Tenía Wilder la máxima de no aburrir nunca. Su arma proverbial era la inteligencia: sus películas la derrochan, sin excepción. La advertimos en la monumental obra seria ( El crespúsculo de los dioses, Días sin huella, Perdición, Testigo de cargo ) y en la fascinante obra cómica ( Con faldas y a lo loco, Uno, dos, tres, La tentación vive arriba ).

El apartamento se ubica entre la risa y el llanto. Se instala sin dificultad en la comedia más hilarante y a renglón seguido se deja caer con argumentos de tragedia clásica con todas las de la ley. Tiene su guión una mixtura tan rica de géneros que la hacen una película inclasificable, pero quién tiene ganas de clasificar el placer. El talento de Billy Wilder como guionista se regodea en adquirir avituallamiento narrativo en cualquiera de estos géneros y los engarza con tanta precisión y con tanto aplomo técnico que asistimos ( como quien no quiere la cosa ) a lo más cercano que podamos tener de lo que, pomposamente, podríamos llamar cine puro, esto es, vida.

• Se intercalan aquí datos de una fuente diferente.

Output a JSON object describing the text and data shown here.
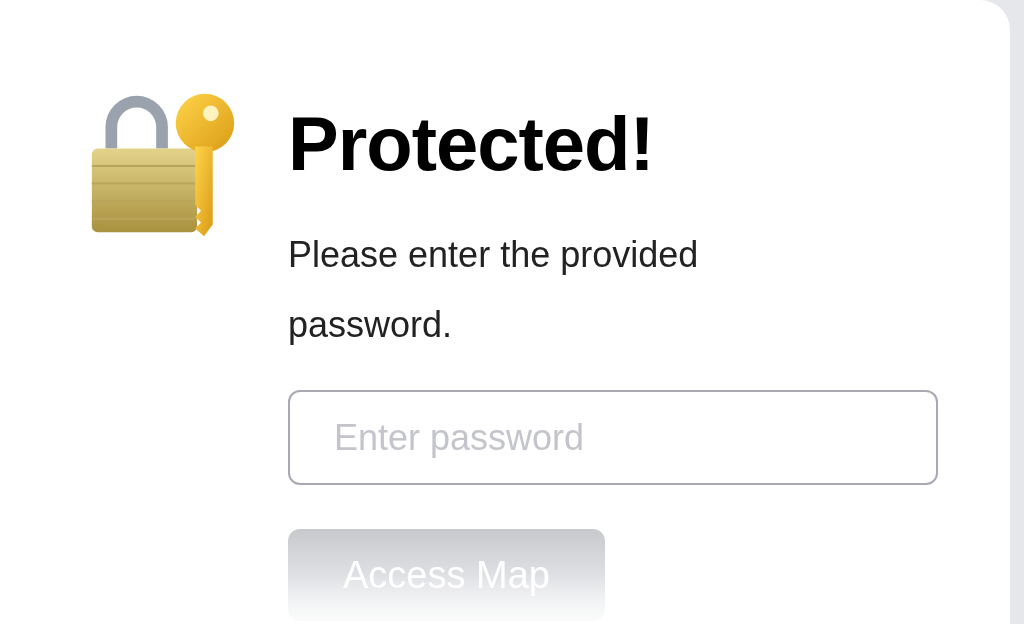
{
  "title": "Protected!",
  "message": "Please enter the provided password.",
  "password_field": {
    "placeholder": "Enter password"
  },
  "submit_button": {
    "label": "Access Map",
    "disabled": true
  }
}
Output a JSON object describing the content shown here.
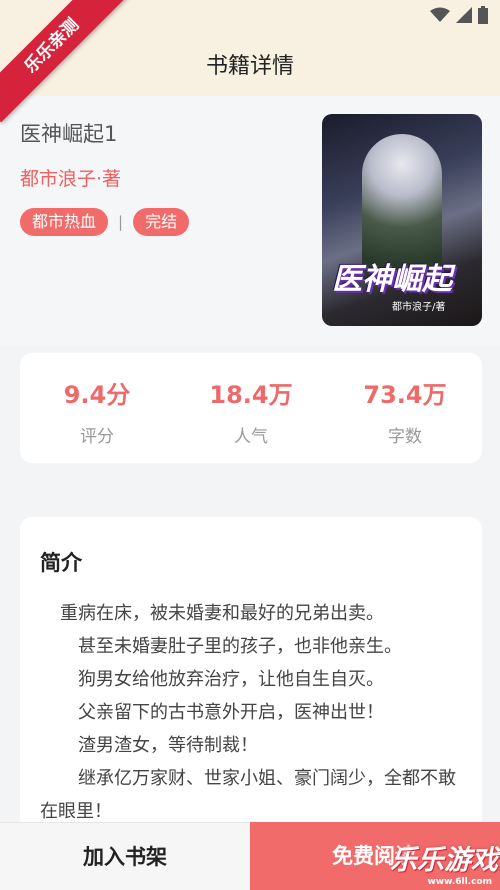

El apartamento retrata la restitución de la dignidad en un hombre anodino que, por amor, siempre por amor, se deja invadir por los demás: permite que lo ninguneen, que lo manipulen a gusto por tal de no hacerse notar y tal vez con el secreto propósito de hacer el bien, sin mirar si ese ejercicio de bondad lo va a colocar a él en un territorio difícil, en un limbo de idiotas.

El estilo visual de la película se acoge a un blanco y negro portentoso, obra de Alexandre Trauner, habitual de Wilder y director artístico soberbio, capaz de imaginar y plasmar la enorme oficina que ilustra la mediocridad y la vida mecánica de Buddy Baxter, nuestro bobo entrañable.

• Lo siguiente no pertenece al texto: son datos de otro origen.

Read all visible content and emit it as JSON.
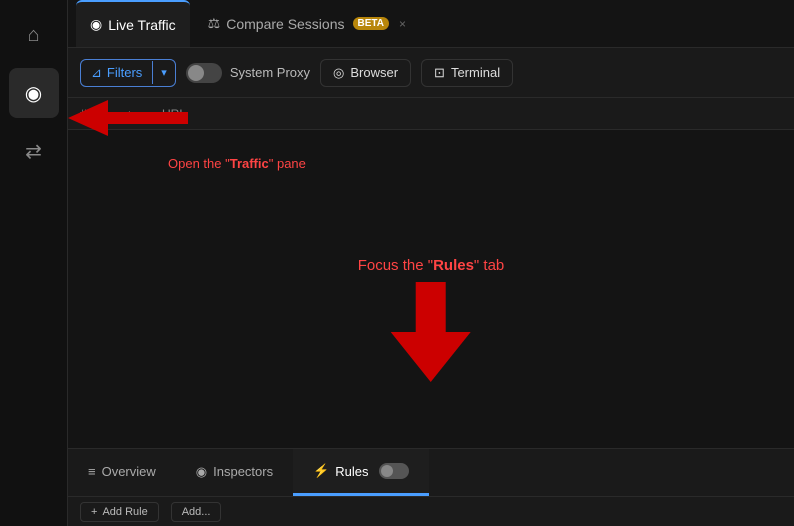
{
  "sidebar": {
    "items": [
      {
        "id": "home",
        "icon": "⌂",
        "label": "Home",
        "active": false
      },
      {
        "id": "traffic",
        "icon": "◉",
        "label": "Traffic",
        "active": true
      },
      {
        "id": "replay",
        "icon": "⇄",
        "label": "Replay",
        "active": false
      }
    ]
  },
  "tabs": {
    "live_traffic": {
      "label": "Live Traffic",
      "icon": "◉",
      "active": true
    },
    "compare_sessions": {
      "label": "Compare Sessions",
      "icon": "⚖",
      "active": false,
      "badge": "BETA"
    },
    "close_icon": "×"
  },
  "toolbar": {
    "filter_label": "Filters",
    "filter_icon": "⊿",
    "dropdown_icon": "▾",
    "system_proxy_label": "System Proxy",
    "browser_label": "Browser",
    "browser_icon": "◎",
    "terminal_label": "Terminal",
    "terminal_icon": "⊡"
  },
  "annotation_tooltip": {
    "prefix": "Open the \"",
    "bold": "Traffic",
    "suffix": "\" pane"
  },
  "table_header": {
    "hash": "#",
    "arrow": "↑",
    "url": "URL"
  },
  "annotation_focus": {
    "prefix": "Focus the \"",
    "bold": "Rules",
    "suffix": "\" tab"
  },
  "bottom_tabs": [
    {
      "id": "overview",
      "label": "Overview",
      "icon": "≡",
      "active": false
    },
    {
      "id": "inspectors",
      "label": "Inspectors",
      "icon": "◉",
      "active": false
    },
    {
      "id": "rules",
      "label": "Rules",
      "icon": "⚡",
      "active": true,
      "has_toggle": true
    }
  ],
  "footer": {
    "add_rule_label": "Add Rule",
    "add_label": "Add..."
  }
}
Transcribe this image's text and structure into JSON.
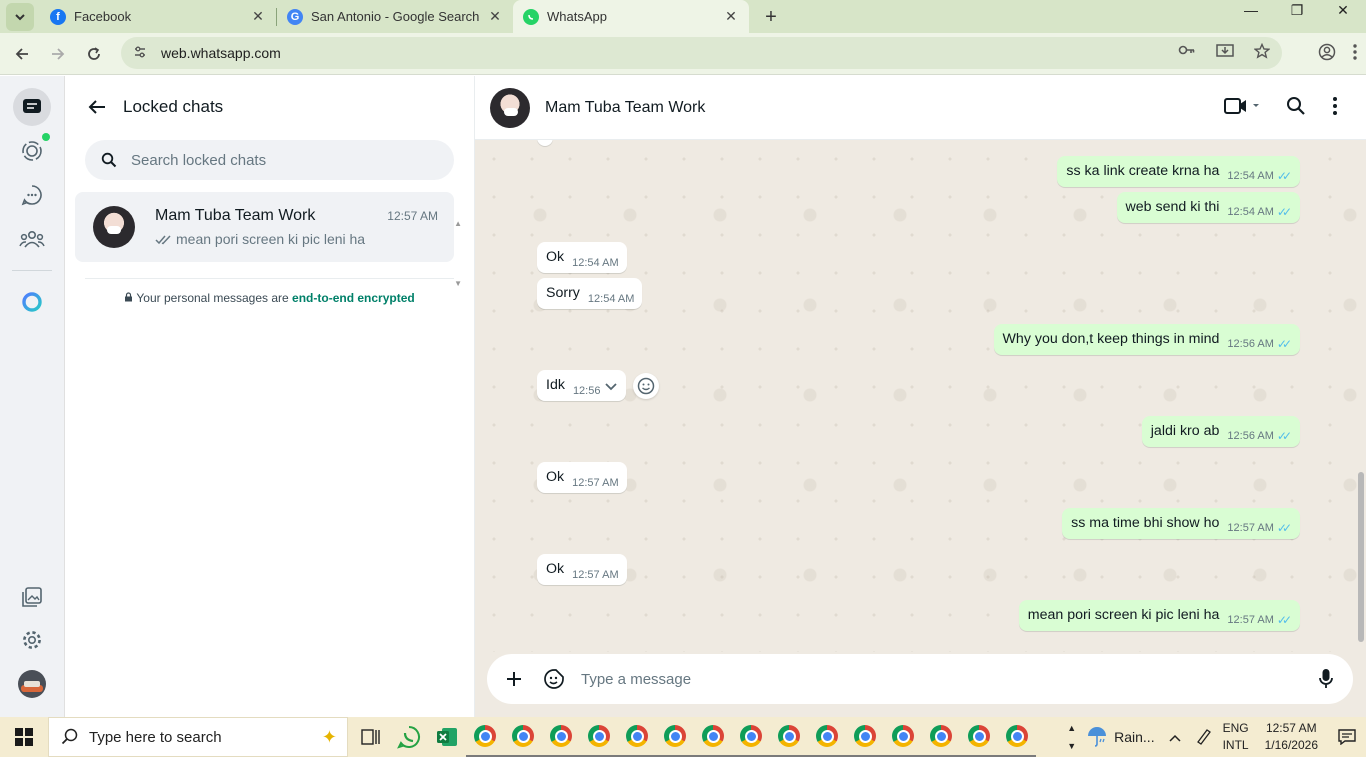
{
  "browser": {
    "tabs": [
      {
        "title": "Facebook",
        "icon": "facebook-icon",
        "color": "#1877f2"
      },
      {
        "title": "San Antonio - Google Search",
        "icon": "google-icon",
        "color": "#4285f4"
      },
      {
        "title": "WhatsApp",
        "icon": "whatsapp-icon",
        "color": "#25d366",
        "active": true
      }
    ],
    "url": "web.whatsapp.com",
    "tab_close": "✕",
    "new_tab": "+"
  },
  "sidebar": {
    "title": "Locked chats",
    "search_placeholder": "Search locked chats",
    "chat": {
      "name": "Mam Tuba Team Work",
      "time": "12:57 AM",
      "preview": "mean pori screen ki pic leni ha"
    },
    "encryption_prefix": "Your personal messages are ",
    "encryption_link": "end-to-end encrypted"
  },
  "conversation": {
    "contact_name": "Mam Tuba Team Work",
    "composer_placeholder": "Type a message",
    "messages": [
      {
        "dir": "out",
        "text": "ss ka link create krna ha",
        "time": "12:54 AM"
      },
      {
        "dir": "out",
        "text": "web send ki thi",
        "time": "12:54 AM"
      },
      {
        "dir": "in",
        "text": "Ok",
        "time": "12:54 AM"
      },
      {
        "dir": "in",
        "text": "Sorry",
        "time": "12:54 AM"
      },
      {
        "dir": "out",
        "text": "Why you don,t keep things in mind",
        "time": "12:56 AM"
      },
      {
        "dir": "in",
        "text": "Idk",
        "time": "12:56"
      },
      {
        "dir": "out",
        "text": "jaldi kro ab",
        "time": "12:56 AM"
      },
      {
        "dir": "in",
        "text": "Ok",
        "time": "12:57 AM"
      },
      {
        "dir": "out",
        "text": "ss ma time bhi show ho",
        "time": "12:57 AM"
      },
      {
        "dir": "in",
        "text": "Ok",
        "time": "12:57 AM"
      },
      {
        "dir": "out",
        "text": "mean pori screen ki pic leni ha",
        "time": "12:57 AM"
      }
    ]
  },
  "taskbar": {
    "search_placeholder": "Type here to search",
    "weather": "Rain...",
    "lang_top": "ENG",
    "lang_bottom": "INTL",
    "time": "12:57 AM",
    "date": "1/16/2026"
  },
  "colors": {
    "accent": "#008069",
    "outgoing_bubble": "#d9fdd3",
    "read_ticks": "#53bdeb"
  }
}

Esta crónica de lo amargo se nutre de unas actuaciones sin fisuras donde Lemmon brilla a una altura enorme y donde Shirley MacLaine, nueva tras su meritorio primer gran papel en Pero quién mató a Harry, del maestro Hitchcock, perfila con pasmosa naturalidad.

Lo que consigue Wilder con El apartamento es introducir el lirismo, la belleza, la ternura en una trama de extravagancia mesurada, en un recital de pesimismo absoluto ( él propio era un pesimista consumado que creía, por encima de todo y muy a pesar de esa creencia contumaz, en la altura moral del individuo.

Buddy Baxter, nuestro entrañable protagonista, posee una altura moral enorme. Es un buenazo. Un hombre sin cinismo ( tan al contrario que su creador ). Un perfecto personaje de las comedias de humanidad de los mejores tiempos de Frank Capra. Uno ve a Lemmon y advierte que James Stewart podía también haber llevado a término el goloso papel de la obra.

Sátira dulce, mordaz, triste, alegre, sentimental incluso. Hay un punto de empalago agradable en el tratamiento de los acontecimientos. En ocasiones, llegamos a irritarnos por la bondad de Buddy. En otras, confiamos en que cambie. Consigue Wilder meternos de tal modo en su historia que Buddy Baxter somos nosotros y la identificación se produce a un nivel absolutamente íntimo, irrevocable. El amor que siente es el amor que algunas vez todos hemos sentido.

La connivencia con las marrullerías y la doble moral de su jefe es el sentimiento que hemos tenido, en algún momento, todos cuando hemos asistido a cualquier injusticia en esta sociedad nuestra tan rocambolesca, hipócrita, falsa en la que Wilder, si ahora viviera, disfrutaría porque contiene en modo superlativo todos los ingredientes que él introdujo en su corpus narrativo y a los que elevó a muy altas cotas de clarividiente maestría.

Se dice que en Shakespeare está todo el mapa del sentimiento humano. También en Wilder. En El apartamento están muchos. Basta dejarse llevar por su historia tierna de amores tardíos y de hadas en bloques de hormigón que encuentran, entre la planta once y la doce, pongo por caso, su príncipe, que desconoce su naturaleza azul y vaga los pasillos, meditabundo, desasistido de encanto, soñando con un mundo ( quién se lo va a negar ) mejor: más limpio, más justo.